I am in love with this blue and the contrast it presents in this sock. I hope to still be in love with it by the time I knit the second sock, but for right now, my fickle yarn love is in love with this blue, and it is a contrast, not a juxtaposition. I see the dark mauve as a juxtaposition. It is an opposite to the olive, brown, and yellow main theme of the yarn. It is even opposite these colors on the color wheel. The mauvy maroon brings a smile to my face when it appears on the needles. The blue, though, it stops my heart. It is an exhilarating shock when it appears, moving the color scheme in the opposite direction of the color wheel, causing a wonderful contrast to the olive, yellow, and brown. It's like a piece of deliciously wonderful dark chocolate melting in ones mouth. I love this blue.
In addition to knitting this brillant blue, I'm still listening to Committed. Gilbert does mention how some of her friends and family thoroughly enjoy motherhood, but she also mentions others she knows who doesn't recommend it. I found this disheartening. She does go on to extoll the joys of being part of the "Auntie Brigade," one of many childless women who go on to be the generous benificiaries of nieces and nephews. I personally have benefited from childless aunts and do agree they are vitally important to families and society as a whole.

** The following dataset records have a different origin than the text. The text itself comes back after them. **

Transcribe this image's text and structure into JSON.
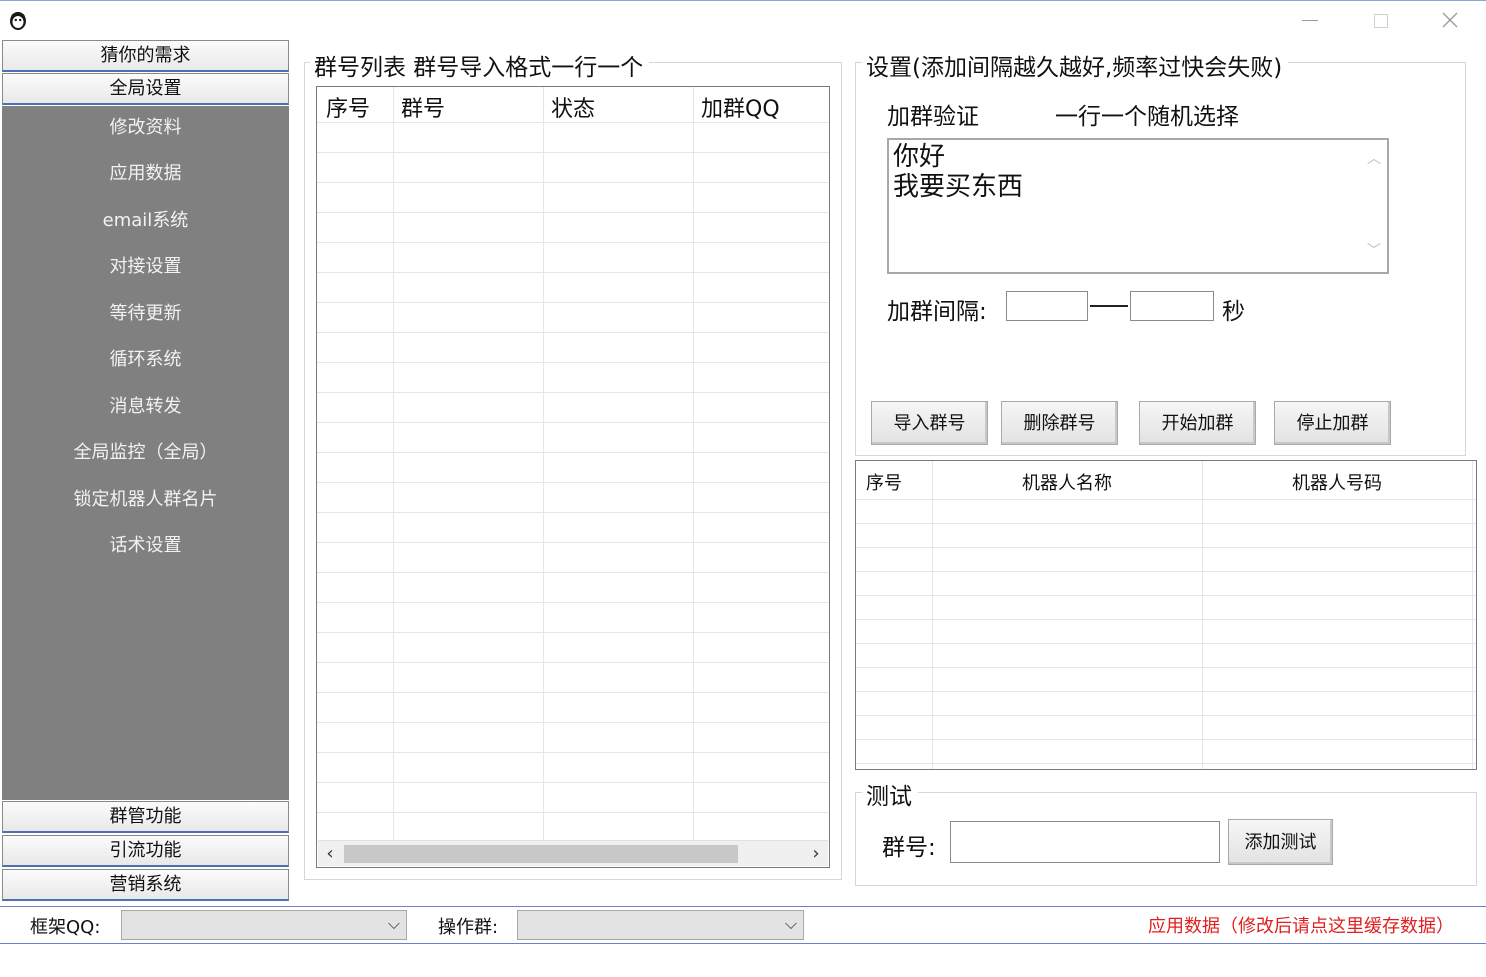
{
  "nav": {
    "headers_top": [
      "猜你的需求",
      "全局设置"
    ],
    "items": [
      "修改资料",
      "应用数据",
      "email系统",
      "对接设置",
      "等待更新",
      "循环系统",
      "消息转发",
      "全局监控（全局）",
      "锁定机器人群名片",
      "话术设置"
    ],
    "headers_bottom": [
      "群管功能",
      "引流功能",
      "营销系统"
    ]
  },
  "group_list": {
    "title": "群号列表 群号导入格式一行一个",
    "columns": [
      "序号",
      "群号",
      "状态",
      "加群QQ"
    ]
  },
  "settings": {
    "title": "设置(添加间隔越久越好,频率过快会失败)",
    "verify_label": "加群验证",
    "verify_hint": "一行一个随机选择",
    "verify_lines": [
      "你好",
      "我要买东西"
    ],
    "interval_label": "加群间隔:",
    "interval_unit": "秒",
    "buttons": [
      "导入群号",
      "删除群号",
      "开始加群",
      "停止加群"
    ]
  },
  "robot_table": {
    "columns": [
      "序号",
      "机器人名称",
      "机器人号码"
    ]
  },
  "test": {
    "title": "测试",
    "group_label": "群号:",
    "add_button": "添加测试"
  },
  "footer": {
    "frame_label": "框架QQ:",
    "op_label": "操作群:",
    "apply_link": "应用数据（修改后请点这里缓存数据）"
  },
  "colors": {
    "nav_bg": "#808080",
    "link_red": "#e02020",
    "accent_blue": "#4a72b0"
  }
}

I still struggle with the books negative tone on sacrifice, within parenthood and marriage. I think I'm struggling with it because while I'm reading her statements, my mind is repeated saying, "Well, yes, there is sacrifice involved in being a parent and/or married." I'm having a hard time with her having a hard with it. Whenever, and I really mean whenever, one engages with another human being, sacrifices are being made.
To me, that is the nature of living in a society. If one doesn't want to make sacrifices for the sake of another individual, then one must become a hermit. Seriously. The act of going to the grocery store involves sacrifice. I would love to not have to wait in line to check out, but I do. I would love to be able to push that person trying to find the perfect apple out of my way so I can buy an orange, any orange, but I don't. Instead, I sacrifice my time for the sake of maintaining harmony.
Granted, sacrifices within a marriage and within parenthood can be much larger sacrifices, but the rewards are also much larger rewards. In business terms, the ROI trends greater the more intimate the relationship. For instance, last night, I ordered in Chinese take out, opened a lovely bottle of Savignon Blanc to compliment the spice, knitted to my hearts content, but watched whatever my little guy wanted on television. In return, I got a ton of snuggles, excellent quality time with my little guy, and a vast amount of information on the venmous snake response team in Florida and a lion named Christian who was bought by two Aussies in a British department store. All in all, an excellent evening of sacrifice and compromise.